Les jambes bien écartées, l'arrière des genoux appuyé sur les
bras du fauteuil en ce qui concernait Claude et moi, et les talons bien
posés sur le siège du canapé pour Bernard, on se passait du
poppers tout en se malaxant avec les godes.  Nous avons rapidement attrapé
nos queues avec notre main libre et la masturbation nous vite a menés à
la jouissance.  Claude d'abord, suivi de Bertrand et suivi par moi qui
avait commencé à jouer en dernier.  Complètement écrasés
dans nos fauteuils et canapé réciproques, on s'est remis lentement
tout en continuant de jouir de toutes les odeurs qui envahissaient la
pièce auxquelles s'ajoutait maintenant celle d'une bonne quantité de
sperme frais et chaud.

Difficilement, car l'espace était restreint, mais en riant beaucoup, on
est allé ensuite tous les trois sous la douche.
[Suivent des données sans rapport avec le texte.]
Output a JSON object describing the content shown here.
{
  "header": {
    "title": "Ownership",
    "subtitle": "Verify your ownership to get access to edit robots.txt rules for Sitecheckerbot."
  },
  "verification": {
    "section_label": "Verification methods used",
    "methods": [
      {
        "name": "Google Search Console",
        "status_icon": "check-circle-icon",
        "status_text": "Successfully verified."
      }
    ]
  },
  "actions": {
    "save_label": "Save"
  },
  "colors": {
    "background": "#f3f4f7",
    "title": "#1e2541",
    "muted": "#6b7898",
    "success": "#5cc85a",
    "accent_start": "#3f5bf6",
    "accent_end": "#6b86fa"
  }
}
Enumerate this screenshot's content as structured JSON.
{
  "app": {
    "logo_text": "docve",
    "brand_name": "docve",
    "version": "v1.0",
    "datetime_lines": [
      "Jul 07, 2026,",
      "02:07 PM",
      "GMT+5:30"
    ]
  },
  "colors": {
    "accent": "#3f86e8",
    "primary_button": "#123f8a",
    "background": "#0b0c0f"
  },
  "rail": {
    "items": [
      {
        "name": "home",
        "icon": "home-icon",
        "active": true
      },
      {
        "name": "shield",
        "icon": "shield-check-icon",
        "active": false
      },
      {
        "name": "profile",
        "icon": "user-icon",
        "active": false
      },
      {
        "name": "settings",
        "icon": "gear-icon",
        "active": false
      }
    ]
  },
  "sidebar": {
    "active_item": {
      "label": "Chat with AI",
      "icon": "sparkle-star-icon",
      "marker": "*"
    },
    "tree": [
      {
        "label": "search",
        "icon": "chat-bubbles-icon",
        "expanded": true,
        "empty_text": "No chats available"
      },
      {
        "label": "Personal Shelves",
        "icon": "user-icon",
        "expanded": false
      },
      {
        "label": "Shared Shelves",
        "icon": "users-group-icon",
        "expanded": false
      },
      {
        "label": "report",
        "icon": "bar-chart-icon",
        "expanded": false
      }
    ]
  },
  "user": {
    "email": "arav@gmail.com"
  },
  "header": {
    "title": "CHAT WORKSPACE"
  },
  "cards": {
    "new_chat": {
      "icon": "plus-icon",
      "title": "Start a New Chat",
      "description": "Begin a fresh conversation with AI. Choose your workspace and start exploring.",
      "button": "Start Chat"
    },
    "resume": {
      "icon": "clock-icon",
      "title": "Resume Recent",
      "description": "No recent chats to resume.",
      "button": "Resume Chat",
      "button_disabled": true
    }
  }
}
Ensuite, on a lavé
nos godes, bien rangé l'herbe et nos jouets dans un endroit peu
évident advenant la visite d'une femme de chambre et on s'est préparé
pour aller dîner.  Étrangement, Bertrand a mis des vêtements et
même un sous-vêtement frais.  Claude a changé de chemise et remis
ses pantalons marron.  Je lui en savais gré parce qu'ils me rappelaient
l'odeur de son cul à chaque fois qu'il me précédait dans la rue et
que j'avais le plaisir de contempler la forme allongée de ses belles
fesses et que je songeais à sa craque qui n'était plus maintenant
seulement un rêve.

Après dîner dans un resto allemand d'Union Square, on est retourné
se balader dans Greenwich.  Cette fois, c'est Claude et moi qui avons
invité Bertrand à prendre un verre mais c'est lui qui nous a
suggéré l'endroit.  C'était un endroit très sympa situé
Greenwich Avenue et qui s'appelait, je crois, Uncle Charly's?  C'était
un bar majoritairement gay mais il y avait aussi des filles et des couples
réguliers.  On a bu un verre ou deux avant de rentrer à l'hôtel
car il se faisait déjà tard et l'herbe nous avait donné une forte
envie de dormir.  Cette nuit là fut tranquille, silencieuse, reposante.